One man, who cannot be named to protect his identity, had been due to be deported to Jamaica this week but had his ticket cancelled after he was referred to the National Referral Mechanism (NRM) and the Home Office identified him as a potential trafficking victim.

The 23-year-old, who in June completed a two and a half year sentence for possession with intent to supply Class A drugs – which his lawyers say involved him being groomed over a number of years – told The Independent: “I’ve completed my sentence. I’ve done nothing wrong since I’ve been here, now they’re telling me I’m going back to prison.

“Being there makes people hurt themselves. I can’t go through that again. They’re messing with my mental health. I wouldn’t cope back in jail. I wouldn’t be able to speak to my son. I’d be going back to suffer.”

Karen Doyle, of campaign group Movement for Justice, said: “Deciding to move vulnerable detainees, potential victims of trafficking who have finished their sentence, back to prison is torture. It prevents them from accessing vital outside support.

“To do it when Covid is spreading through the centre, putting the prison population further at risk, is unconscionable.”

Last December, a letter signed by 40 organisations and lawyers called on the government to “immediately” release people held in jail under immigration powers, warning that immigration detainees had been “left to navigate the complex process of challenging their detention and deportation without any form of assistance whatsoever”.

Annie Viswanathan, director of Bail for Immigration Detainees, which coordinated the letter, said: “Since the start of the pandemic, extremely severe lockdown conditions have become commonplace, with most of our clients held in prisons locked in their cells for 23 hours per day.

“These conditions amount to prolonged solitary confinement which is banned under international law due to the incredibly harmful mental and physical health consequences. It is particularly dangerous for people who are already vulnerable including survivors of human trafficking.”

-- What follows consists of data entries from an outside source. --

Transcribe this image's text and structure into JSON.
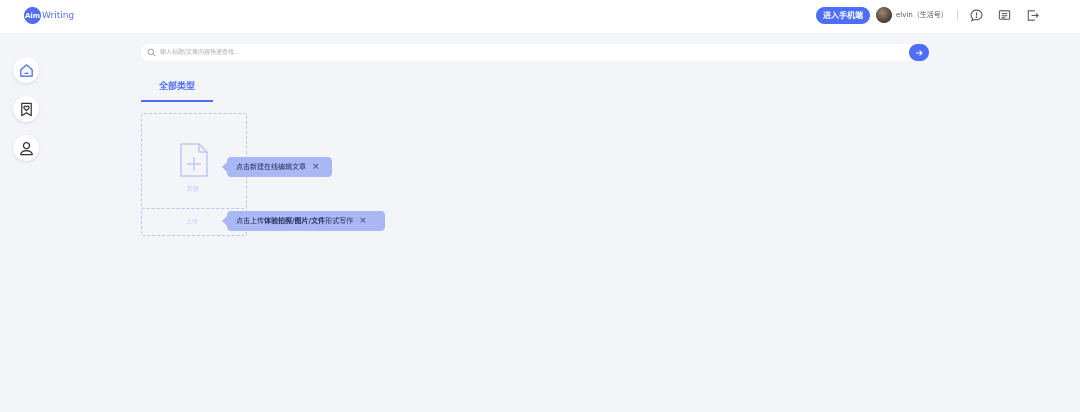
{
  "header": {
    "logo_badge": "Aim",
    "logo_text": "Writing",
    "mobile_button": "进入手机端",
    "username": "elvin（生活号）"
  },
  "search": {
    "placeholder": "输入标题/文章内容快速查找..."
  },
  "tabs": [
    {
      "label": "全部类型",
      "active": true
    }
  ],
  "cards": {
    "new_label": "新建",
    "upload_label": "上传"
  },
  "tooltips": {
    "new_tip": "点击新建在线编辑文章",
    "upload_tip_prefix": "点击上传",
    "upload_tip_bold": "体验拍照/图片/文件",
    "upload_tip_suffix": "形式写作",
    "close_symbol": "×"
  },
  "icons": {
    "rail": [
      "home-icon",
      "bookmark-heart-icon",
      "user-icon"
    ],
    "top": [
      "feedback-icon",
      "message-icon",
      "logout-icon"
    ]
  },
  "colors": {
    "accent": "#4f6ef7",
    "tooltip_bg": "#a9b7f5",
    "dashed_border": "#b9c6f4",
    "page_bg": "#f4f5f9"
  }
}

A lawyer who represents the man quoted above, who did not want to be named due to death threats they have received for representing detainees, said that moving potential trafficking victims back to prison once they’d completed their sentence was a “terrifying practice”.

“The idea that once you’ve been recognised as a possible victim of exploitation you are supposed to begin your recovery period from prison is nonsensical,” they added.

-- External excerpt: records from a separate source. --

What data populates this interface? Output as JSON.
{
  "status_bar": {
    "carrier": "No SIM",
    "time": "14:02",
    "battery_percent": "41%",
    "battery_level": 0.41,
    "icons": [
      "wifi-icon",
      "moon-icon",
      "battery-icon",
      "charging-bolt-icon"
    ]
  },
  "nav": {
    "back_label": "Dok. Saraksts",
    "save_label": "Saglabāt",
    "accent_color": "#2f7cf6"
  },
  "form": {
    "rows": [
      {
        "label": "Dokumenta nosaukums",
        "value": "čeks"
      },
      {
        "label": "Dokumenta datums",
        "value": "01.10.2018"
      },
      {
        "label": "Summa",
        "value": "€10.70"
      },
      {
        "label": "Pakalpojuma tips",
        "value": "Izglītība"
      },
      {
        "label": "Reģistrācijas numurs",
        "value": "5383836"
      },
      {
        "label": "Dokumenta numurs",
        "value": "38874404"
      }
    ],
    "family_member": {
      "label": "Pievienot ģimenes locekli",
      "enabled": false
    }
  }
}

“Many of these cases are criminal exploitation cases where the reason for exploitation is county lines related activities. Often there’s a risk of coming into contact with other individuals affiliated with the traffickers in prison, so it can be potentially very dangerous for some of these young men, and increases the risk of re-trafficking.

“If you have someone really scared and traumatised who has finally started to open up about past experiences of criminal exploitation, it just makes no sense to shove them back in prison.”

A Home Office spokesperson said: “Those held in prison are typically individuals who present a threat to themselves or others and will only be move from an immigration removal centre after a dedicated Home Office team conducts a thorough risk assessment on their suitability to remain.

“Foreign national offenders who abuse our values and laws by committing crimes should be in no doubt of our determination to deport them.”